Com esse exemplo, aprendemos algumas coisas importantes:

  • Quando o objetivo é modesto, pode-se usar uma estratégia retórica não muito boa, já que praticamente qualquer resultado serve.
  • Quando o objetivo é ambicioso, a qualidade da estratégia assume importância crítica. Você precisa de uma estratégia de mais alto nível, capaz de convencer o maior número de pessoas possível.
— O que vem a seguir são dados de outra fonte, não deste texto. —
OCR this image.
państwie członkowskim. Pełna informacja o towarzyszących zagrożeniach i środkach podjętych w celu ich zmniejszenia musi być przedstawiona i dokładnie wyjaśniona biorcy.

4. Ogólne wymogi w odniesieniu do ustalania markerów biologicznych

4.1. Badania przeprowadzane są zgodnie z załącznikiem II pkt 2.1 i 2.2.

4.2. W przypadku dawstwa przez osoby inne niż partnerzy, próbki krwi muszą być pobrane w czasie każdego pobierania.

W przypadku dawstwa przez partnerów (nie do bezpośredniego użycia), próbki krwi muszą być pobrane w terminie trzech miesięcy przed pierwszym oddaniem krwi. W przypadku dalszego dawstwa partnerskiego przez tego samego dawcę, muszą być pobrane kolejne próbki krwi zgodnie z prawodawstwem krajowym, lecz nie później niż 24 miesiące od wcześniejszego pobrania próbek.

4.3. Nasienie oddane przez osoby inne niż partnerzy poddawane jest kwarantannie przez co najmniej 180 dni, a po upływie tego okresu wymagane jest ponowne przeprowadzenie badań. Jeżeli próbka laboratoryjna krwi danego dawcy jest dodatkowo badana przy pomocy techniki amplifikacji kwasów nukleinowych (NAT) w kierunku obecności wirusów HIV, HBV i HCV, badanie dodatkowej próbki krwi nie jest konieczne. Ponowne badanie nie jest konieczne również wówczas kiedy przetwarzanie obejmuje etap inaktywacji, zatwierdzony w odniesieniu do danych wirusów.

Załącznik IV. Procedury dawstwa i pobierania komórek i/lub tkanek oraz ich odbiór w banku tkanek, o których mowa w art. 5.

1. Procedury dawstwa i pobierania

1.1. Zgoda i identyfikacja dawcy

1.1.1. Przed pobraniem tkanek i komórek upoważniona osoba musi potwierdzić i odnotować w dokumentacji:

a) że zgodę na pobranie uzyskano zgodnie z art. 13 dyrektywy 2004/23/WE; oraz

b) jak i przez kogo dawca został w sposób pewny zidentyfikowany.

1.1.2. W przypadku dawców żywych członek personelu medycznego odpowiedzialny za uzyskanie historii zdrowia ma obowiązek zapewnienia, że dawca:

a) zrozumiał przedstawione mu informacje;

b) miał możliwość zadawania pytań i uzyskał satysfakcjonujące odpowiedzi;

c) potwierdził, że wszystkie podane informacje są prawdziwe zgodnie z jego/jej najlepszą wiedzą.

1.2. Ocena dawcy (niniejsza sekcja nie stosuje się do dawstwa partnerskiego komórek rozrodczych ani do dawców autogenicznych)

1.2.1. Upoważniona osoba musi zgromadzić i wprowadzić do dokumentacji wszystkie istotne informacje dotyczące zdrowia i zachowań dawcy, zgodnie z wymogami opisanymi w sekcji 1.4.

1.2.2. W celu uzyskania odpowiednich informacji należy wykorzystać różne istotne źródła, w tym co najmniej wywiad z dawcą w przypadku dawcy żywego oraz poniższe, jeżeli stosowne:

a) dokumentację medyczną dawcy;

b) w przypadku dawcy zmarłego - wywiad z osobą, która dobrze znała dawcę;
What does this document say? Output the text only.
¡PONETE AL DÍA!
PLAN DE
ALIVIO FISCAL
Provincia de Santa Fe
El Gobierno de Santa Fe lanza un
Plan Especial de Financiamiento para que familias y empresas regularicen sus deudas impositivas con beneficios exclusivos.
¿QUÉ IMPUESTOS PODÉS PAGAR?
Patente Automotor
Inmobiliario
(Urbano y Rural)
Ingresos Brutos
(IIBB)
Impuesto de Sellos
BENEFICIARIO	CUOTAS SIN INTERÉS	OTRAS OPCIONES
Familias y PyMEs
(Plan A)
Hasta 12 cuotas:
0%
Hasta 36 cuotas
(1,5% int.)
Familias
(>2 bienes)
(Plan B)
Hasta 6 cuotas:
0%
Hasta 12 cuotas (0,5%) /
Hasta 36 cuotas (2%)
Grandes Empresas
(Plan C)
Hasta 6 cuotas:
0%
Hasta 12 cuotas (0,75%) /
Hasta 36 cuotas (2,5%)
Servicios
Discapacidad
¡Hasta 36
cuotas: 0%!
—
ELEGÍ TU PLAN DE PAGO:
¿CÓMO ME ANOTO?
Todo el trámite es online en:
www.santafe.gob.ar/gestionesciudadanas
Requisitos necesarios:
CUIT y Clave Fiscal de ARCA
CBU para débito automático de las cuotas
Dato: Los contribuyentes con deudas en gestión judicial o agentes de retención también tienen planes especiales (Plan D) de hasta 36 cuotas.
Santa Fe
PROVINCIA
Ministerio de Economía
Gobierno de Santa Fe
  • Não se deve criar teorias a partir de resultados modestos, de pequenos sucessos, por mais importantes que sejam para você.
  • Uma mente criativa, inspirada e habilidosa pode descobrir um meio de obter sucesso estrondoso com uma estratégia que, normalmente, geraria maus resultados. Assim, se você procurar bastante, sempre encontrará alguns exemplos de sucesso com o uso de estratégias normalmente caracterizadas como fracas. Mas não caia na armadilha do “viés da exceção”, isto é, a tentação de transformar em regra geral um conjunto de casos excepcionais, ignorando o que realmente acontece na maioria dos casos.

* A obra referenciada pela estudante em sua pergunta é Corbett, Edward P. J. & Connors, Robert J. Retórica Clássica para o estudante moderno.  Campinas (SP): Kirion, 2024.